Is hypersensitivity pneumonitis divided into inflammatory and fibrotic phases according to the duration of antigen exposure?

Hypersensitivity Pneumonitis Classification: Not Based on Exposure Duration

Hypersensitivity pneumonitis is no longer classified by duration of antigen exposure (acute, subacute, chronic) but rather by the presence or absence of fibrosis on imaging or histopathology—specifically as either fibrotic or nonfibrotic disease—because fibrosis is the primary determinant of prognosis and survival, not exposure timing. 1

Why the Old Classification System Was Abandoned

The historical categorization of HP into acute, subacute, or chronic forms based on disease duration at presentation has been explicitly rejected by major international guidelines because:

• These temporal categories were vaguely defined and inconsistently applied across studies, with arbitrary and variable delineation that lacked clinical utility 1
• Duration-based categories did not correlate with outcomes—some patients classified as "acute" progressed to respiratory failure while others with "chronic" disease recovered completely, making the temporal distinction clinically meaningless 1
• The presence of radiographic or histopathological fibrosis emerged as the single most important prognostic factor, far outweighing any consideration of exposure duration 1

The Current Evidence-Based Classification

The 2020 ATS/JRS/ALAT guideline committee unanimously decided to categorize HP as either:

Nonfibrotic HP (Purely Inflammatory)

• Characterized by inflammatory changes without radiographic or histopathological evidence of fibrosis 1
• Favorable prognosis with possibility of complete recovery after antigen avoidance 1
• Patients who achieve complete antigen avoidance experience no recurrence or development of fibrosis 2
• Clinical improvement typically occurs within 2 weeks to 3.4 months after antigen cessation 3

Fibrotic HP (Mixed Inflammatory Plus Fibrotic or Purely Fibrotic)
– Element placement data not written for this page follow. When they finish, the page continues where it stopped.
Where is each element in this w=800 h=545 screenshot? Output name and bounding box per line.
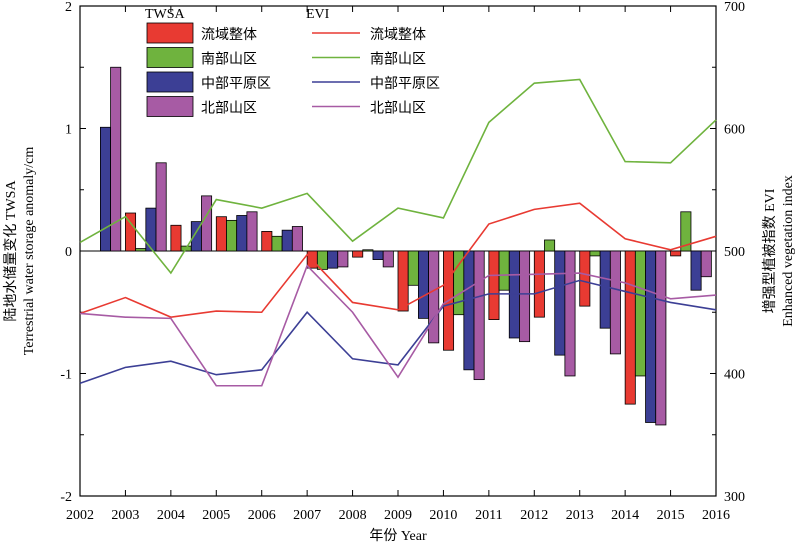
bar <box>463 250 475 371</box>
y-right-tick-label: 700 <box>724 0 745 15</box>
legend-bar-label: 中部平原区 <box>201 76 271 92</box>
legend-swatch <box>146 96 194 117</box>
x-tick-label: 2002 <box>66 508 94 523</box>
x-tick-label: 2014 <box>611 508 639 523</box>
bar <box>609 250 621 355</box>
bar <box>498 250 510 291</box>
legend-line-label: 北部山区 <box>370 101 426 117</box>
bar <box>488 250 500 320</box>
bar <box>624 250 636 405</box>
bar <box>246 211 258 252</box>
legend-bar-label: 流域整体 <box>201 27 257 43</box>
legend-bar-label: 南部山区 <box>201 52 257 68</box>
bar <box>428 250 440 344</box>
bar <box>352 250 364 258</box>
series-line <box>79 202 717 318</box>
bar <box>670 250 682 257</box>
y-right-title-cn: 增强型植被指数 EVI <box>762 188 778 313</box>
x-tick-label: 2011 <box>475 508 502 523</box>
legend-background <box>140 22 480 130</box>
bar <box>215 216 227 252</box>
y-right-tick-label: 400 <box>724 368 745 383</box>
bar <box>135 248 147 252</box>
bar <box>407 250 419 286</box>
x-axis-title: 年份 Year <box>369 528 427 544</box>
bar <box>700 250 712 278</box>
bar <box>634 250 646 377</box>
bar <box>599 250 611 329</box>
y-right-tick-label: 500 <box>724 245 745 260</box>
bar <box>201 195 213 252</box>
bar <box>362 249 374 252</box>
bar <box>261 230 273 252</box>
y-left-tick-label: 0 <box>65 245 72 260</box>
bar <box>473 250 485 381</box>
legend-line-label: 中部平原区 <box>370 76 440 92</box>
bar <box>645 250 657 423</box>
bar <box>564 250 576 377</box>
series-line <box>79 264 717 387</box>
y-left-title-en: Terrestrial water storage anomaly/cm <box>22 147 37 356</box>
x-tick-label: 2004 <box>157 508 185 523</box>
bar <box>589 250 601 257</box>
series-line <box>79 78 717 275</box>
bar <box>382 250 394 268</box>
y-left-tick-label: -1 <box>60 368 72 383</box>
legend-header-evi: EVI <box>306 7 330 22</box>
bar <box>291 226 303 252</box>
bar <box>100 126 112 252</box>
bar <box>519 250 531 343</box>
x-tick-label: 2003 <box>111 508 139 523</box>
bar <box>337 250 349 268</box>
bar <box>271 235 283 252</box>
bar <box>544 239 556 252</box>
x-tick-label: 2012 <box>520 508 548 523</box>
legend-line-label: 南部山区 <box>370 52 426 68</box>
bar <box>680 211 692 252</box>
bar <box>236 215 248 252</box>
legend-swatch <box>146 71 194 93</box>
bar <box>155 162 167 252</box>
y-right-title-en: Enhanced vegetation index <box>781 175 796 327</box>
x-tick-label: 2007 <box>293 508 321 523</box>
legend-bar-label: 北部山区 <box>201 101 257 117</box>
x-tick-label: 2016 <box>702 508 730 523</box>
y-left-tick-label: 2 <box>65 0 72 15</box>
bar <box>690 250 702 291</box>
bar <box>281 229 293 252</box>
bar <box>397 250 409 312</box>
x-tick-label: 2010 <box>429 508 457 523</box>
bar <box>372 250 384 260</box>
y-left-title-cn: 陆地水储量变化 TWSA <box>3 180 19 322</box>
bar <box>170 224 182 252</box>
labels-layer: -2 -1 0 1 2 300 400 500 600 700 2002 2003 2004 2005 20… <box>3 0 796 544</box>
bar <box>579 250 591 307</box>
x-tick-label: 2005 <box>202 508 230 523</box>
lines-layer <box>79 78 717 387</box>
legend-swatch <box>146 47 194 68</box>
bar <box>327 250 339 269</box>
y-right-tick-label: 300 <box>724 490 745 505</box>
bar <box>417 250 429 319</box>
x-tick-label: 2008 <box>339 508 367 523</box>
bar <box>655 250 667 426</box>
bar <box>125 212 137 252</box>
y-left-tick-label: 1 <box>65 123 72 138</box>
bar <box>110 66 122 252</box>
bar <box>554 250 566 356</box>
x-tick-label: 2015 <box>657 508 685 523</box>
legend-header-twsa: TWSA <box>145 7 186 22</box>
x-tick-label: 2009 <box>384 508 412 523</box>
legend-line-label: 流域整体 <box>370 27 426 43</box>
x-tick-label: 2013 <box>566 508 594 523</box>
x-tick-label: 2006 <box>248 508 276 523</box>
legend-swatch <box>146 22 194 44</box>
bar <box>533 250 545 318</box>
y-left-tick-label: -2 <box>60 490 72 505</box>
y-right-tick-label: 600 <box>724 123 745 138</box>
bar <box>226 219 238 252</box>
series-line <box>79 279 717 385</box>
• Defined by presence of extensive reticulation, traction bronchiectasis, and/or honeycombing on HRCT imaging 1
• Significantly reduced survival, particularly with UIP-like patterns 1
• All-cause 5-year mortality rate of approximately 48% 2
• Fibrotic HP patients have 4.35 times increased risk of death compared to nonfibrotic HP (HR 4.35; 95% CI 2.22-8.33) 1

Critical Prognostic Factors (Not Exposure Duration)

The factors that actually determine outcomes in HP are:

• Presence and extent of fibrosis on imaging (HR 1.54 per unit increase in fibrosis score; 95% CI 1.25-1.88) 1
• Pulmonary fibrosis on CT increases mortality risk 2.43-fold (HR 2.43; 95% CI 1.36-4.35) after adjusting for age and lung function 1
• UIP-like pattern on imaging correlates with particularly poor survival 1, 3
• BAL lymphocytosis <30-50% predicts worse outcomes in fibrotic disease 1, 2
• Honeycombing on HRCT is an independent negative prognostic factor 2
• Unidentified inciting antigen (occurs in 30-50% of cases) independently shortens survival (HR 2.07; 95% CI 1.02-4.24) 1, 3

Why This Distinction Matters Clinically

The fibrotic versus nonfibrotic classification has direct therapeutic and prognostic implications:

• Nonfibrotic HP: Antigen avoidance alone may be sufficient; corticosteroids reverse functional decline from -0.35% to +0.84% monthly (P<0.01) 3
• Fibrotic HP: Corticosteroids show no significant benefit on FVC% (P=0.96) or DLCO% (P=0.59); steroid-sparing immunosuppressants are needed 3
• Patients with mixed features are categorized by the predominance of inflammatory versus fibrotic features 1

Common Pitfall to Avoid

Do not assume that "acute" presentation means inflammatory disease or that "chronic" symptoms mean fibrotic disease. The speed of symptom onset and duration of exposure do not reliably predict the presence or absence of fibrosis 1. A patient with sudden symptom onset may already have established fibrosis on imaging, while someone with years of low-level exposure may have purely inflammatory disease. Always obtain HRCT imaging to definitively classify the disease phenotype 1, 3.

The pathologic literature does describe acute, subacute, and chronic histopathologic patterns 4, 5, 6, but these are descriptive morphologic observations rather than a clinically useful classification system for guiding management decisions 1.